= New Zealand Standard 5465:2001 =

The New Zealand Standard 5465:2001 - Self-containment of motor caravans and caravans specifies the requirements for water supply, sanitary plumbing and drainage installation, and solid waste containment in motor caravans and caravans for the purpose of obtaining a self-containment certificate.

In 2011 the New Zealand Parliament passed the Freedom Camping Act, which gives local councils and authorities the power to ban freedom camping in some, but not all, areas. The New Zealand Parliament introduced the freedom camping act because some tourists disposed of human waste inappropriately where they were camping. The Act does not include Certified Self Containment even though attempts were made to include it. The reasoning is because the Standard is only applicable to a minority of Freedom campers as determined by the Act and that the NZStandard fails to comply with the bill of Rights Act.

In places where freedom camping is permitted, local councils may only allow vehicles that are certified as self-contained to camp there, though that breaches Bill of Rights requirements. After all you can not teach a non-person object to be responsible. Unfortunately placing the emphasis on the camping vehicle rather than the persons has been found wanting.

Motorhomes, campervans or caravans have to undertake an inspection and the vehicle has to meet the New Zealand Standard NZS 5465:2001 in order to become certified. Being "certified" self-contained requires having the equipment on board to remove any waste generated in a freedom camping designated area for a period of 3 days therefore alienating the majority of Freedom Campers as defined in legislation, as well as locals wanting a night at the local beach.

For many, simply being 'self contained' without certification is sufficient - that being the simple ability to retain waste until proper facilities for disposal are available. Inspections are made by plumbers and some RV businesses.

New Zealand's camping rules are monitored by the local authorities and fines can be levied for camping in an area where it is prohibited, though the Freedom camping act prohibits blanket bans or even allocation of specific camping sites. The Act allows camping anywhere, unless an area is specifically prohibited to;
1. Protect the area
2. Protect access to the area
3. Protect the health and safety of those visiting the area.
These reasons for restriction are taken directly from the Bill of Rights Act.

As of May 2020 only 1/3 (33%) of NZ Councils require Certified self containment.{683744672424411}

In 2020 the Self Containment Standard and it use by Private organizations came under Investigation by Internal Affairs, Commerce Commission and others. The conclusion was that the Self Containment Standard was without legal substance and unable to be enforced in law. Much of the reasoning for the failure to be included in the Freedom Camping Bill was given as to why. Six months after the Freedom Camping Act was passed into law, the Ministry for the Environment ceased their role as the administrator, due to not being needed.

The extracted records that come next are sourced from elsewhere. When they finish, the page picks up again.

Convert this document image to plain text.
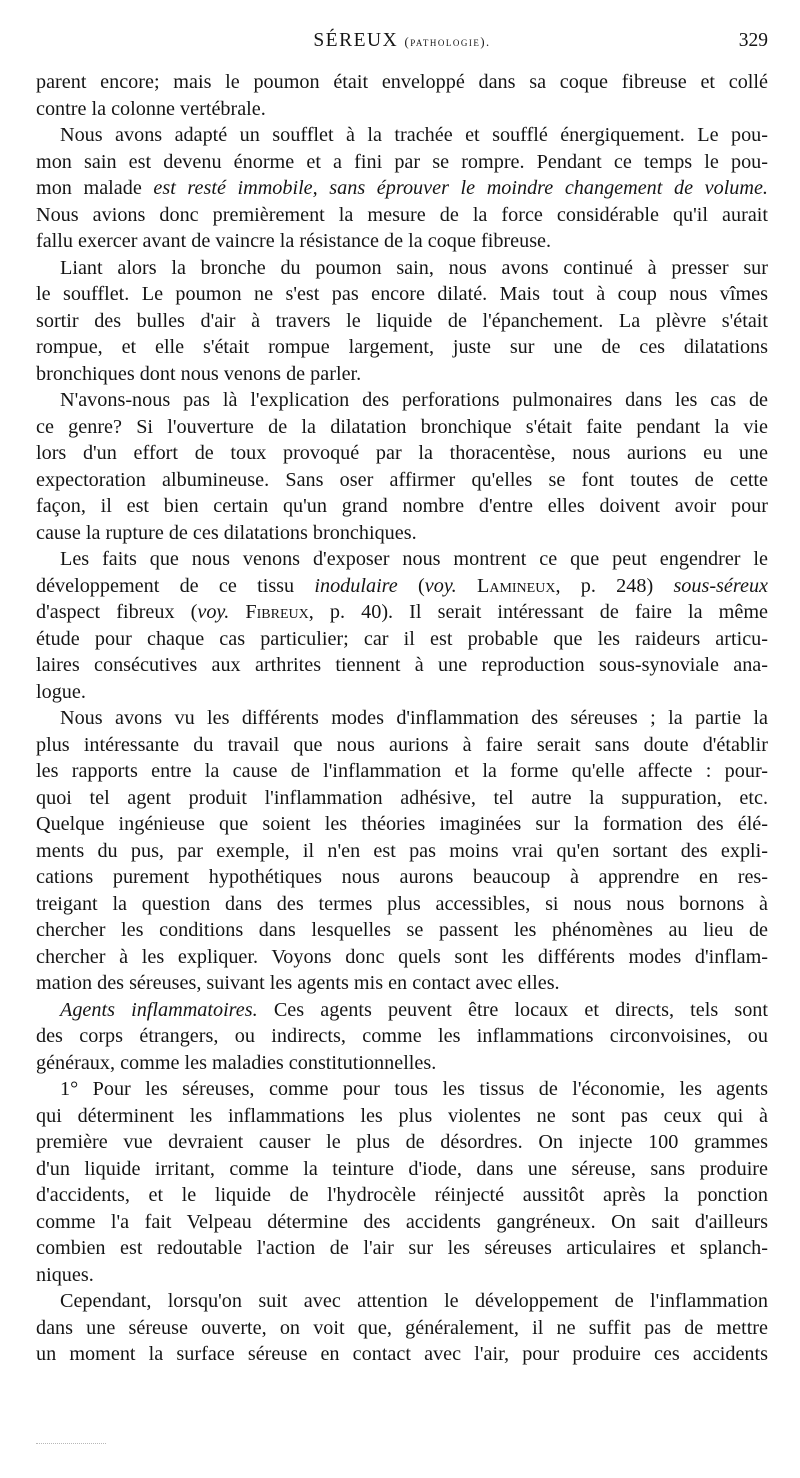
SÉREUX (pathologie).	329
parent encore; mais le poumon était enveloppé dans sa coque fibreuse et collé
contre la colonne vertébrale.
Nous avons adapté un soufflet à la trachée et soufflé énergiquement. Le pou-
mon sain est devenu énorme et a fini par se rompre. Pendant ce temps le pou-
mon malade est resté immobile, sans éprouver le moindre changement de volume.
Nous avions donc premièrement la mesure de la force considérable qu'il aurait
fallu exercer avant de vaincre la résistance de la coque fibreuse.
Liant alors la bronche du poumon sain, nous avons continué à presser sur
le soufflet. Le poumon ne s'est pas encore dilaté. Mais tout à coup nous vîmes
sortir des bulles d'air à travers le liquide de l'épanchement. La plèvre s'était
rompue, et elle s'était rompue largement, juste sur une de ces dilatations
bronchiques dont nous venons de parler.
N'avons-nous pas là l'explication des perforations pulmonaires dans les cas de
ce genre? Si l'ouverture de la dilatation bronchique s'était faite pendant la vie
lors d'un effort de toux provoqué par la thoracentèse, nous aurions eu une
expectoration albumineuse. Sans oser affirmer qu'elles se font toutes de cette
façon, il est bien certain qu'un grand nombre d'entre elles doivent avoir pour
cause la rupture de ces dilatations bronchiques.
Les faits que nous venons d'exposer nous montrent ce que peut engendrer le
développement de ce tissu inodulaire (voy. Lamineux, p. 248) sous-séreux
d'aspect fibreux (voy. Fibreux, p. 40). Il serait intéressant de faire la même
étude pour chaque cas particulier; car il est probable que les raideurs articu-
laires consécutives aux arthrites tiennent à une reproduction sous-synoviale ana-
logue.
Nous avons vu les différents modes d'inflammation des séreuses ; la partie la
plus intéressante du travail que nous aurions à faire serait sans doute d'établir
les rapports entre la cause de l'inflammation et la forme qu'elle affecte : pour-
quoi tel agent produit l'inflammation adhésive, tel autre la suppuration, etc.
Quelque ingénieuse que soient les théories imaginées sur la formation des élé-
ments du pus, par exemple, il n'en est pas moins vrai qu'en sortant des expli-
cations purement hypothétiques nous aurons beaucoup à apprendre en res-
treigant la question dans des termes plus accessibles, si nous nous bornons à
chercher les conditions dans lesquelles se passent les phénomènes au lieu de
chercher à les expliquer. Voyons donc quels sont les différents modes d'inflam-
mation des séreuses, suivant les agents mis en contact avec elles.
Agents inflammatoires. Ces agents peuvent être locaux et directs, tels sont
des corps étrangers, ou indirects, comme les inflammations circonvoisines, ou
généraux, comme les maladies constitutionnelles.
1° Pour les séreuses, comme pour tous les tissus de l'économie, les agents
qui déterminent les inflammations les plus violentes ne sont pas ceux qui à
première vue devraient causer le plus de désordres. On injecte 100 grammes
d'un liquide irritant, comme la teinture d'iode, dans une séreuse, sans produire
d'accidents, et le liquide de l'hydrocèle réinjecté aussitôt après la ponction
comme l'a fait Velpeau détermine des accidents gangréneux. On sait d'ailleurs
combien est redoutable l'action de l'air sur les séreuses articulaires et splanch-
niques.
Cependant, lorsqu'on suit avec attention le développement de l'inflammation
dans une séreuse ouverte, on voit que, généralement, il ne suffit pas de mettre
un moment la surface séreuse en contact avec l'air, pour produire ces accidents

Since 2011 the NZStandard is only meant as a guideline and more specifically for Motorhome Clubs use, in order to meet the conditions of the Resource Consents and Camp-Ground Regulation exemptions granted for their own properties.

Since Ministry for the Environment ceased as administrator Motor-home Clubs, whose members required compliance with the standard, are able to appoint their own inspectors and issue the required certification themselves.